Dimuat di Tabloid Khalifah Edisi 87/ Th IV|08 Mei-21 Juni 2008/02-15 Jumadil Awal 1420 H.
Stress adalah penyakit yang paling umum kita jumpai di zaman modern ini. Lazimnya, stress diakibatkan karena penyakit perut, penyakit hati koroner, depresi, hipertensi, diabeter bahkan kanker. Dalam bentuk yang lebih ringan, stress biasanya ditunjukkan dalam bentuk kegelisahan, kekerasan di kantor, sekolah dan rumah. Masalah-masalah medis yang umum seperti sakit kepala, insomnia dan obesitas terkadang juga dihubungkan dengan stress.
Di zaman modern ini, dimana mobilitas sosial begitu cepat, rasanya sulit seorang bisa terhindar dari stress. Tampaknya, yang bisa dilakukan bukanlah menghindari stress namun mengelolanya secara lebih baik.

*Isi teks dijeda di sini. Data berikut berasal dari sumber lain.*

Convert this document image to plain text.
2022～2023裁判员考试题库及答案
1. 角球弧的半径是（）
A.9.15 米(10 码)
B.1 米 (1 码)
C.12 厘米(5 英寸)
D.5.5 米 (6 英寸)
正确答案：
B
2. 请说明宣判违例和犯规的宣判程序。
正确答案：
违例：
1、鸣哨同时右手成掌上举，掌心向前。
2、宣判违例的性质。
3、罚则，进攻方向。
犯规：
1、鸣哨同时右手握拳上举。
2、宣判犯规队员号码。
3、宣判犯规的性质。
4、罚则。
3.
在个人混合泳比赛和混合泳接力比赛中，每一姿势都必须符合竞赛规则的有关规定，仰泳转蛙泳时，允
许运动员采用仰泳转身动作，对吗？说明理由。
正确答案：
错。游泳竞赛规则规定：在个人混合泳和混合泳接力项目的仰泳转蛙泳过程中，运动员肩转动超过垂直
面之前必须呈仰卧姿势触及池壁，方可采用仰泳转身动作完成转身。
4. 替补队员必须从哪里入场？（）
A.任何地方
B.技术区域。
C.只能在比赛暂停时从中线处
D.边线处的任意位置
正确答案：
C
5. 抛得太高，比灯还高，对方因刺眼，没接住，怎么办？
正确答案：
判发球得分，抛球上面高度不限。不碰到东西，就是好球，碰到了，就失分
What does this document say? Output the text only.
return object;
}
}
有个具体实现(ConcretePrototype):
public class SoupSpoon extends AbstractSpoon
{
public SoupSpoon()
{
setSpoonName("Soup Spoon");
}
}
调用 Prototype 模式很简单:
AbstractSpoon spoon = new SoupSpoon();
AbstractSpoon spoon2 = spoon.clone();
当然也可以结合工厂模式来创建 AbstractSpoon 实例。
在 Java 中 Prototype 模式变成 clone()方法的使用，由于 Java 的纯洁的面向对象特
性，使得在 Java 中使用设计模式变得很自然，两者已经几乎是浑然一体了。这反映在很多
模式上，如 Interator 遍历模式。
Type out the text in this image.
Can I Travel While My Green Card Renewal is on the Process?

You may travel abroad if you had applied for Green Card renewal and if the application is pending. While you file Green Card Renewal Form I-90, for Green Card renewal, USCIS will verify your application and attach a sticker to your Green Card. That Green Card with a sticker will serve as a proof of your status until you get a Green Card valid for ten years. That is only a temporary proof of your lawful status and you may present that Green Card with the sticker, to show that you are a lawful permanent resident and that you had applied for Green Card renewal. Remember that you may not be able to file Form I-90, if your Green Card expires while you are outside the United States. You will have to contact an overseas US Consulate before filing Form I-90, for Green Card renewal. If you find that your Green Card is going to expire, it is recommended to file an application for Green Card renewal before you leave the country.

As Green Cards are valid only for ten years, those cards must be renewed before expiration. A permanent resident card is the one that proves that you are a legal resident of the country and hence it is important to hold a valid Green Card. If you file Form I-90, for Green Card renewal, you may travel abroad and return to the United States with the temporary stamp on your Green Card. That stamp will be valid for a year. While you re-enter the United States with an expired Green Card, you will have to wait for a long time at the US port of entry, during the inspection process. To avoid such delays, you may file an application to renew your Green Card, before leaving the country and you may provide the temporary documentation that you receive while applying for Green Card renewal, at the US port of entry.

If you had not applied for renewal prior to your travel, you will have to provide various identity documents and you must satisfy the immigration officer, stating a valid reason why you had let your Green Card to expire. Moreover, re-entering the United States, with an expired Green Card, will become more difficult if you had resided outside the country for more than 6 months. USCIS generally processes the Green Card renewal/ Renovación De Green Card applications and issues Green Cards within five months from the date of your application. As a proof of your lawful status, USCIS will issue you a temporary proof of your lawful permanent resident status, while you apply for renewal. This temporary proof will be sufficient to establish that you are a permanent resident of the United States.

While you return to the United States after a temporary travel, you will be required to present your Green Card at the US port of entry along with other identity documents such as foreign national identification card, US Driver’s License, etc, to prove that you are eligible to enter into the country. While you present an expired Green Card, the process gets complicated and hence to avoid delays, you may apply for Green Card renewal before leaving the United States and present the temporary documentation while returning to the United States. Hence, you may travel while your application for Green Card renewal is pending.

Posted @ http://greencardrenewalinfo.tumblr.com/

Biasanya stress berasal dari faktor-faktor berikut ini, pertama, adanya rasa takut akan sesuatu yang tidak diketahui dan mencoba untuk menentukan serta mngendalikan nasib. Kedua, kehilangan orang-orang dan harta benda yang dicintai serta tidak adanya kemampuan untuk bangkit kembali (recovery) atas kehilangan tersebut. Ketiga, terjadinya konflik batin antara hati dan pikiran, antara apa yang diketahui sebagai kebenaran dan menerima kegagalan sebagai kebenaran. Menerima kebenaran mungkin perlu mengubah kebiasaan-kebiasaan kita dan cara hidup kita yang mungkin kita ikuti karena alasan tertentu seperti kepuasan, kebahagiaan, rasa, bangga suku atau kebuadayaan dan sebagainya.
Mari kita perhatikan bagaimana al-Qur’an mengajarkan kepada kita pada situasi-situasi yang semacam ini. Kehilangan atau kegagalan merupakan sebuah cobaan bagi kita, sebagaimana diungkapkan di dalam Q.S. al-Baqarah (2): 155 “Dan sungguh akan kami berikan cobaan kepadamu, dengan sedikit ketakutan, kelaparan, kekurangan harta, jiwa dan buah-buahan. dan berikanlah berita gembira kepada orang-orang yang sabar.”
Jadi, di dalam Islam tidak ada konsep kepemilikan harta benda dan kehidupan. Segala sesuatu hanya milik Allah dan akan kembali kepada-Nya. Jika kita tidak memiliki sesuatu itu, mengapa kita musti merasa berduka cita atas kehilangan tersebut? Allah hanya memberikan hak pakai kepada manusia atas apa yang telah diberikan. dan sewaktu-waktu Allah berhak mengambilnya dengan berbagai cara.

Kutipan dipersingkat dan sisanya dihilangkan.